An experimental investigation of heat transfer characteristics for steam cooling in a rectangular channel with parallel ribs

An experimental study of heat transfer characteristics in superheated steam cooled rectangular channels with parallel ribs was conducted. The distribution of the heat transfer coefficient on the rib-roughed channel was measured by IR camera. The blockage ratio (e/Dh) of the tested channel is 0.078 and the aspect ratio (W/H) is fixed at 3.0. Influences of the rib pitch-to-height ratio (P/e) and the rib angle on heat transfer for steam cooling were investigated. In this paper, the Reynolds number (Re) for steam ranges from 3070 to 14800, the rib pitch-to-height ratios were 8, 10 and 12, and rib angles were 90°, 75°, 60°, and 45°. Based on results above, we have concluded that: In case of channels with 90° tranverse ribs, for larger rib pitch models (the rib pitch-to-height ratio=10 and 12), areas with low heat transfer coefficient in front of rib is larger and its minimum is lower, while the position of the region with high heat transfer coefficient nearly remains the same, but its maximun of heat transfer coefficient becomes higher. In case of channels with inclined ribs, heat transfer coefficients on the surface decrease along the direction of each rib and show an apparent nonuniformity, consequently the regions with low Nusselt number values closely following each rib expand along the aforementioned direction and that of relative high Nusselt number values vary inversely.

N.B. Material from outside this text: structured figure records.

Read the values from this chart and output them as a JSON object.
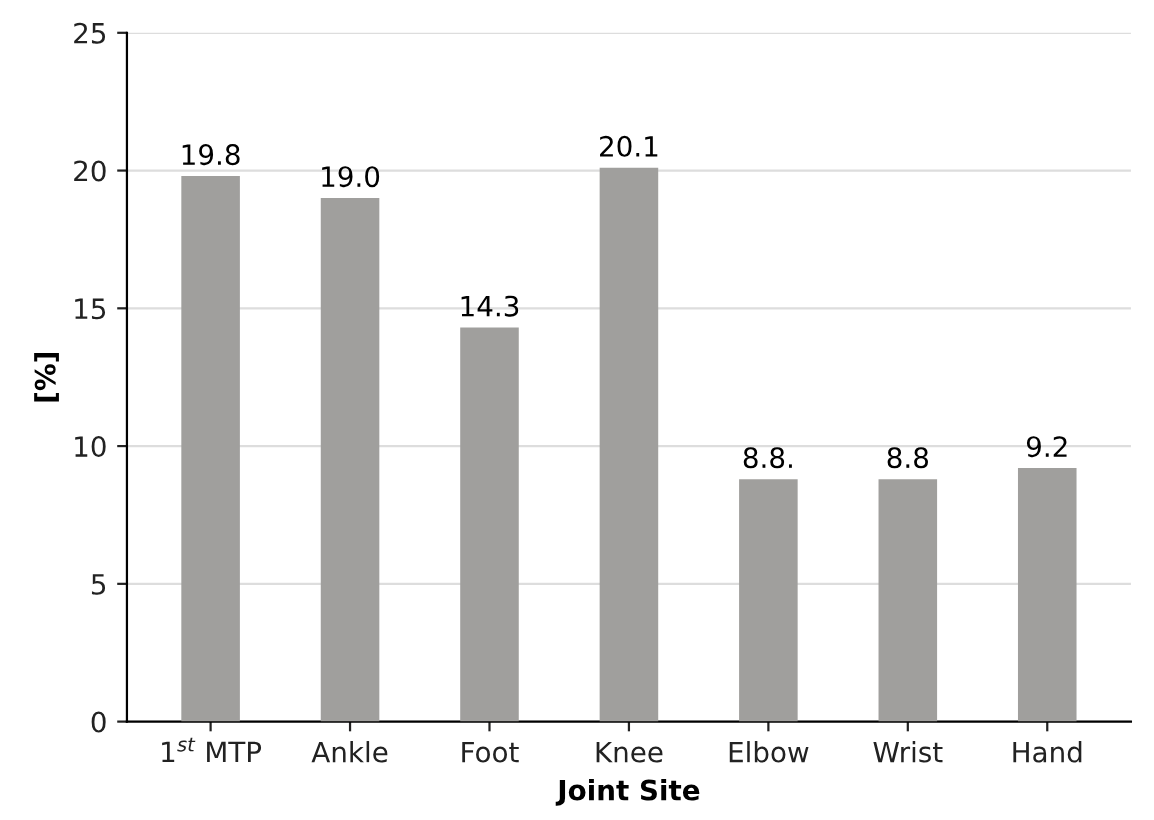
{
  "chart_data": {
    "type": "bar",
    "categories": [
      "1$^{st}$ MTP",
      "Ankle",
      "Foot",
      "Knee",
      "Elbow",
      "Wrist",
      "Hand"
    ],
    "values": [
      19.8,
      19.0,
      14.3,
      20.1,
      8.8,
      8.8,
      9.2
    ],
    "value_labels": [
      "19.8",
      "19.0",
      "14.3",
      "20.1",
      "8.8.",
      "8.8",
      "9.2"
    ],
    "color": "#a09f9d",
    "xlabel": "Joint Site",
    "ylabel": "[%]",
    "ylim": [
      0,
      25
    ],
    "yticks": [
      0,
      5,
      10,
      15,
      20,
      25
    ],
    "grid": "y"
  }
}
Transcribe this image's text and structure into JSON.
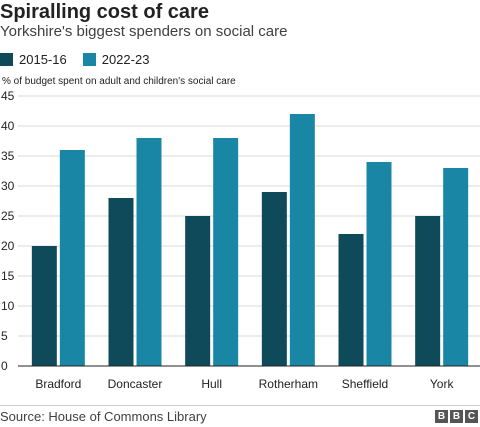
{
  "header": {
    "title": "Spiralling cost of care",
    "subtitle": "Yorkshire's biggest spenders on social care"
  },
  "footer": {
    "source": "Source: House of Commons Library",
    "logo_letters": [
      "B",
      "B",
      "C"
    ]
  },
  "colors": {
    "series_2015": "#0f4a5b",
    "series_2022": "#1a86a6",
    "grid": "#d9d9d9",
    "axis": "#222222"
  },
  "chart_data": {
    "type": "bar",
    "ylabel": "% of budget spent on adult and children's social care",
    "categories": [
      "Bradford",
      "Doncaster",
      "Hull",
      "Rotherham",
      "Sheffield",
      "York"
    ],
    "series": [
      {
        "name": "2015-16",
        "values": [
          20,
          28,
          25,
          29,
          22,
          25
        ]
      },
      {
        "name": "2022-23",
        "values": [
          36,
          38,
          38,
          42,
          34,
          33
        ]
      }
    ],
    "ylim": [
      0,
      45
    ],
    "yticks": [
      0,
      5,
      10,
      15,
      20,
      25,
      30,
      35,
      40,
      45
    ],
    "grid": true,
    "legend_position": "top-left"
  }
}
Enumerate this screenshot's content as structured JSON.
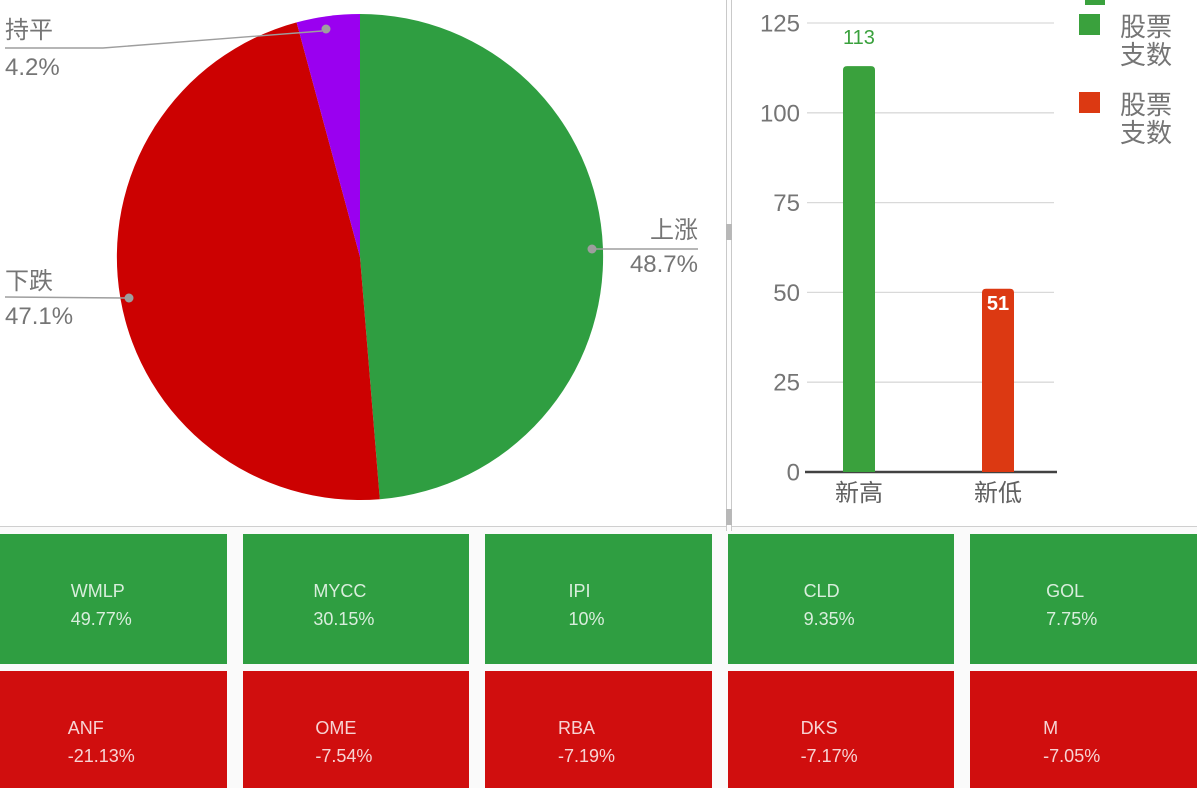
{
  "chart_data": [
    {
      "id": "market-breadth-pie",
      "type": "pie",
      "title": "",
      "direction": "clockwise",
      "start_angle_deg": 0,
      "label_color": "#757575",
      "slices": [
        {
          "label": "上涨",
          "value": 48.7,
          "display": "48.7%",
          "color": "#2f9e41"
        },
        {
          "label": "下跌",
          "value": 47.1,
          "display": "47.1%",
          "color": "#cc0101"
        },
        {
          "label": "持平",
          "value": 4.2,
          "display": "4.2%",
          "color": "#9a00f0"
        }
      ]
    },
    {
      "id": "new-high-low-bar",
      "type": "bar",
      "title": "",
      "categories": [
        "新高",
        "新低"
      ],
      "values": [
        113,
        51
      ],
      "value_labels": [
        "113",
        "51"
      ],
      "value_label_style": [
        "above",
        "inside"
      ],
      "bar_colors": [
        "#3aa13d",
        "#dc3912"
      ],
      "yticks": [
        0,
        25,
        50,
        75,
        100,
        125
      ],
      "ylim": [
        0,
        125
      ],
      "grid": true,
      "legend_position": "right",
      "legend": [
        {
          "label": "股票支数",
          "color": "#3aa13d"
        },
        {
          "label": "股票支数",
          "color": "#dc3912"
        }
      ]
    },
    {
      "id": "top-movers-tiles",
      "type": "heatmap",
      "rows": [
        {
          "kind": "gainers",
          "color": "#2f9e41",
          "cells": [
            {
              "symbol": "WMLP",
              "change": "49.77%"
            },
            {
              "symbol": "MYCC",
              "change": "30.15%"
            },
            {
              "symbol": "IPI",
              "change": "10%"
            },
            {
              "symbol": "CLD",
              "change": "9.35%"
            },
            {
              "symbol": "GOL",
              "change": "7.75%"
            }
          ]
        },
        {
          "kind": "losers",
          "color": "#d00e0e",
          "cells": [
            {
              "symbol": "ANF",
              "change": "-21.13%"
            },
            {
              "symbol": "OME",
              "change": "-7.54%"
            },
            {
              "symbol": "RBA",
              "change": "-7.19%"
            },
            {
              "symbol": "DKS",
              "change": "-7.17%"
            },
            {
              "symbol": "M",
              "change": "-7.05%"
            }
          ]
        }
      ]
    }
  ],
  "colors": {
    "pie_green": "#2f9e41",
    "pie_red": "#cc0101",
    "pie_purple": "#9a00f0",
    "bar_green": "#3aa13d",
    "bar_red": "#dc3912",
    "tile_green": "#2f9e41",
    "tile_red": "#d00e0e",
    "label_gray": "#757575"
  }
}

For a square channel with 90° ribs at Re=14800, wider spacing rib configurations (the rib pitch-to-height ratio=10 and 12) give an area-averaged heat transfer on the rib-roughened surface about 8.4% and 11.4% more than P/e=8 model, respectively; for inclined parallel ribs with different rib angles at Re= 14800, the area-averaged heat transfer coefficients of 75°, 60° and 45° ribbed surfaces increase by 20.1%, 42.0% and 44.4% in comparison with 90° rib angle model. 45° angle rib-roughened channel leads to a maximal augmentation of the area-averaged heat transfer coefficient in all research objects in this paper.